TARDIS Tasks: Why Some Jobs Warp Time and Demand Running Shoes
“Can you just do this quickly before you go?”
It looks small. A tidy little task. Maybe a chart to update. A few lines of copy. A tweak to a report. Except it’s not. Because to do it properly, you need to:
Dig through three separate databases with incompatible formats
Cross-check a code no one’s used since 2019
Ask someone from another team who left early for school pickup
Rewrite it in a completely new template
Oh—and ideally send it through comms for approval
Congratulations. You’ve been handed a TARDIS Task—something that looks small from the outside but, once opened, expands into a vast and confusing landscape that demands navigating strange lands, meeting alien beings, potentially some physical danger, a moral dilemma and lots and lots of running.
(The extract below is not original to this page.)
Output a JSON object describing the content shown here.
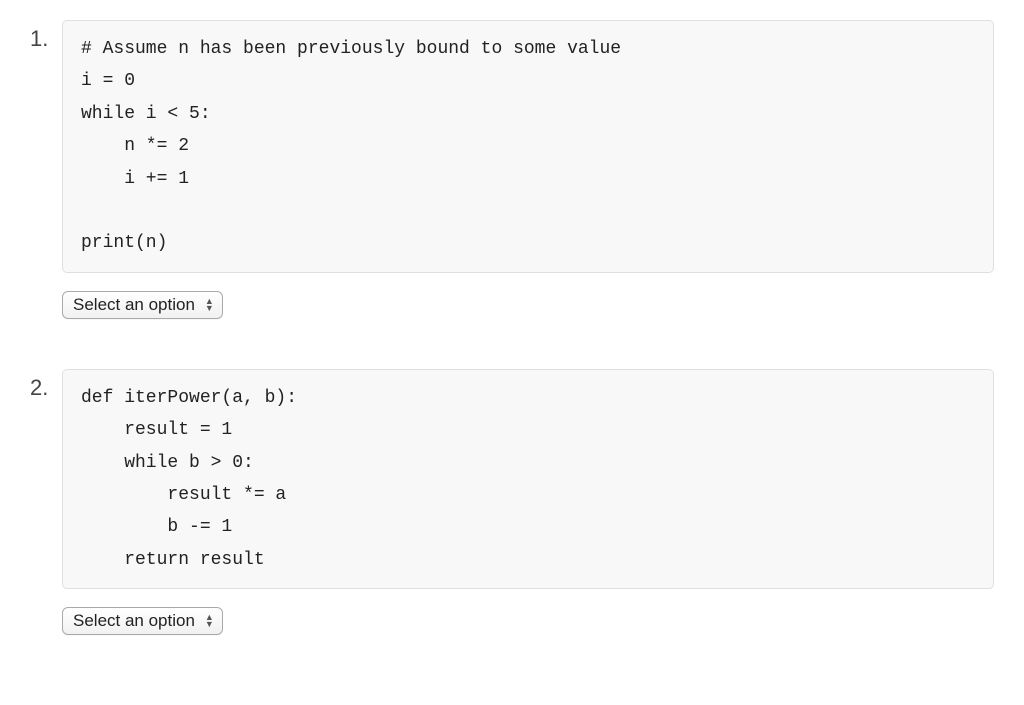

Much like the Doctor’s time machine, these tasks aren’t just “bigger on the inside”—they take you places you never expected to go. And they’re usually handed over at 5:07 PM with a confident wave, as if the laws of time and effort simply don’t apply.
TARDIS Tasks reveal a failure to comprehend the true shape of work. It’s the assumption that:
If it’s quick for me, it’s quick for you
If I don’t need to do the groundwork, then there is none
If it looks small, it is small
This kind of casual handoff shifts time, stress, and complexity onto someone else without acknowledgment, context, or support.
You don’t need a time machine to fix this. Just ask a few (and better) questions. Before you delegate something that seems simple, ask:
What steps are actually involved?
Will this require access, coordination, or chasing?
Is now the right time—or would scheduling it properly save time and quality?
Remember: It might appear to be effortless, but only for you. And perhaps for those who make this work look seamless, not every task is what it seems.